21. The complainant disagreed with the Ombudsman’s finding that the Commission was justified in refusing public access to the parts of the documents which it had redacted with a view to protecting the public interest as regards public security. He expressed his disappointment at the Commission having rejected the Ombudsman’s proposal for a solution and maintained that there was an overriding public interest in disclosure. However, the complainant also acknowledged that the Commission’s decision to refuse public access to the redacted parts of the documents was final.

The Ombudsman's assessment after the proposal for a solution

22. The Ombudsman regrets that the Commission did not accept her proposal for a solution.

23. The Ombudsman maintains the view that the Commission’s application of the exemption for the protection of the public interest as regards public security and international relations, was reasonable. As explained in the proposal for a solution, the EU institutions enjoy a wide margin of discretion in this regard. This means that the Ombudsman can verify only whether there has been an obvious error in the institution’s assessment. Given that there was no manifest error in this case and that this exemption cannot be overridden by another public interest, the Ombudsman considers that the respective redactions made by the Commission were justified.
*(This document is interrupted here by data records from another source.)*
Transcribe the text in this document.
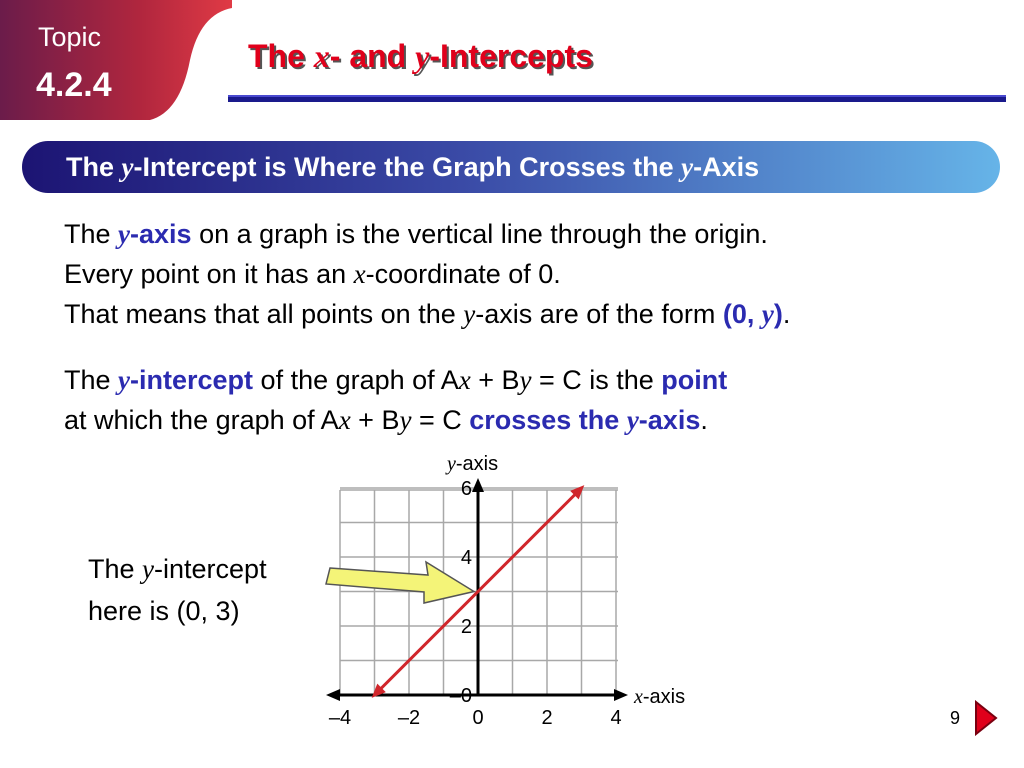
Topic
4.2.4
The x- and y-Intercepts
The
y -Intercept is Where the Graph Crosses the
y -Axis
The y-axis on a graph is the vertical line through the origin.
Every point on it has an x-coordinate of 0.
That means that all points on the y-axis are of the form (0, y).
The y-intercept of the graph of Ax + By = C is the point
at which the graph of Ax + By = C crosses the y-axis.
The y-intercept
here is (0, 3)
x-axis
y-axis
–4 –2	0	2	4
–0
2
4
6
9
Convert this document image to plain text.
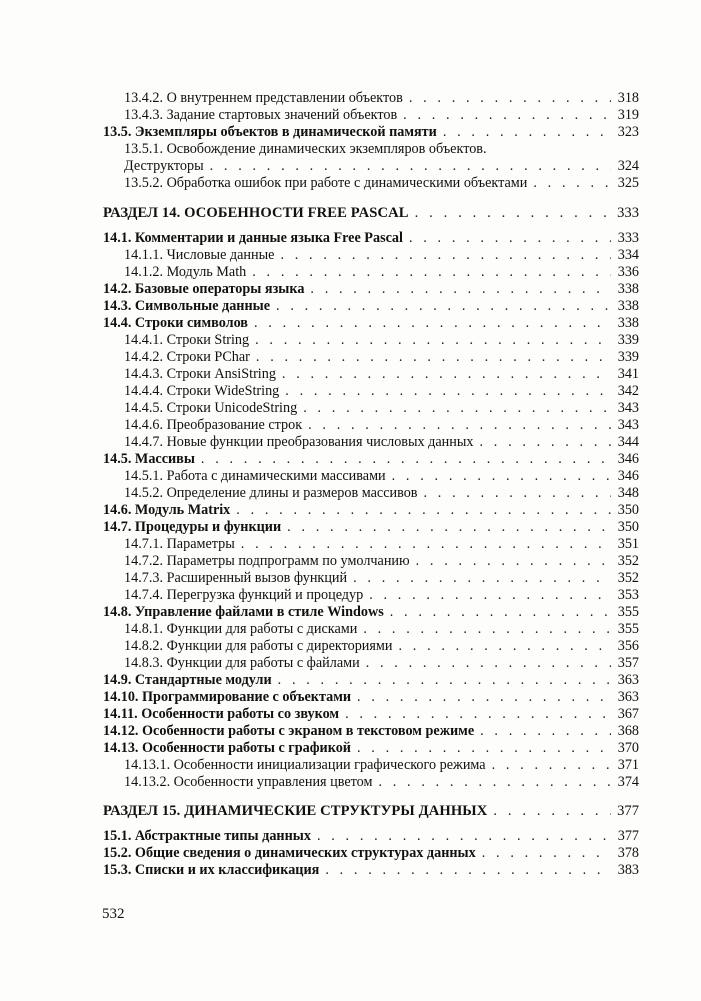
13.4.2. О внутреннем представлении объектов . . .	318
13.4.3. Задание стартовых значений объектов . . .	319
13.5. Экземпляры объектов в динамической памяти . . .	323
13.5.1. Освобождение динамических экземпляров объектов.
Деструкторы . . .	324
13.5.2. Обработка ошибок при работе с динамическими объектами . . .	325
РАЗДЕЛ 14. ОСОБЕННОСТИ FREE PASCAL . . .	333
14.1. Комментарии и данные языка Free Pascal . . .	333
14.1.1. Числовые данные . . .	334
14.1.2. Модуль Math . . .	336
14.2. Базовые операторы языка . . .	338
14.3. Символьные данные . . .	338
14.4. Строки символов . . .	338
14.4.1. Строки String . . .	339
14.4.2. Строки PChar . . .	339
14.4.3. Строки AnsiString . . .	341
14.4.4. Строки WideString . . .	342
14.4.5. Строки UnicodeString . . .	343
14.4.6. Преобразование строк . . .	343
14.4.7. Новые функции преобразования числовых данных . . .	344
14.5. Массивы . . .	346
14.5.1. Работа с динамическими массивами . . .	346
14.5.2. Определение длины и размеров массивов . . .	348
14.6. Модуль Matrix . . .	350
14.7. Процедуры и функции . . .	350
14.7.1. Параметры . . .	351
14.7.2. Параметры подпрограмм по умолчанию . . .	352
14.7.3. Расширенный вызов функций . . .	352
14.7.4. Перегрузка функций и процедур . . .	353
14.8. Управление файлами в стиле Windows . . .	355
14.8.1. Функции для работы с дисками . . .	355
14.8.2. Функции для работы с директориями . . .	356
14.8.3. Функции для работы с файлами . . .	357
14.9. Стандартные модули . . .	363
14.10. Программирование с объектами . . .	363
14.11. Особенности работы со звуком . . .	367
14.12. Особенности работы с экраном в текстовом режиме . . .	368
14.13. Особенности работы с графикой . . .	370
14.13.1. Особенности инициализации графического режима . . .	371
14.13.2. Особенности управления цветом . . .	374
РАЗДЕЛ 15. ДИНАМИЧЕСКИЕ СТРУКТУРЫ ДАННЫХ . . .	377
15.1. Абстрактные типы данных . . .	377
15.2. Общие сведения о динамических структурах данных . . .	378
15.3. Списки и их классификация . . .	383
532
24. The Commission insists that it cannot release information which it considers to be commercially confidential and therefore does not agree with the Ombudsman’s proposal for a solution. The Ombudsman continues to believe that there was scope for the Commission to agree to disclose information on the substance of the project, which it had redacted solely for the purpose of protecting the contractor’s commercial interests.

25. The Ombudsman is also acutely aware of the importance of the matter at hand. The EU-Turkey statement is of enormous public relevance and constitutes an essential element of the EU’s response to the migration crisis. In this context, the Commission’s interaction with a private consultancy company is of significant public interest and proper public scrutiny should, as far as possible, be facilitated.

26. The Ombudsman notes, however, that the Commission has reconsidered the matter, come to the same conclusion it adopted originally and that its position is final. Therefore, there is no useful purpose in pursuing the matter.

Conclusion

Based on the inquiry, the Ombudsman closes this case with the following conclusion:

There are no further inquiries justified.

The complainant and the Commission will be informed of this decision.

 

Emily O'Reilly
European Ombudsman


Strasbourg, 09/09/2020

 

[1] Under Regulation 1049/2001 regarding public access to European Parliament, Council and Commission documents: https://eur-lex.europa.eu/legal-content/EN/TXT/PDF/?uri=CELEX:32001R1049&from=EN.

[2] In accordance with Article 4(1)(a), first and third indent, 4(1)b and 4(2), first indent of Regulation 1049/2001.

[3] In accordance with Article 4(4) of Regulation 1049/2001.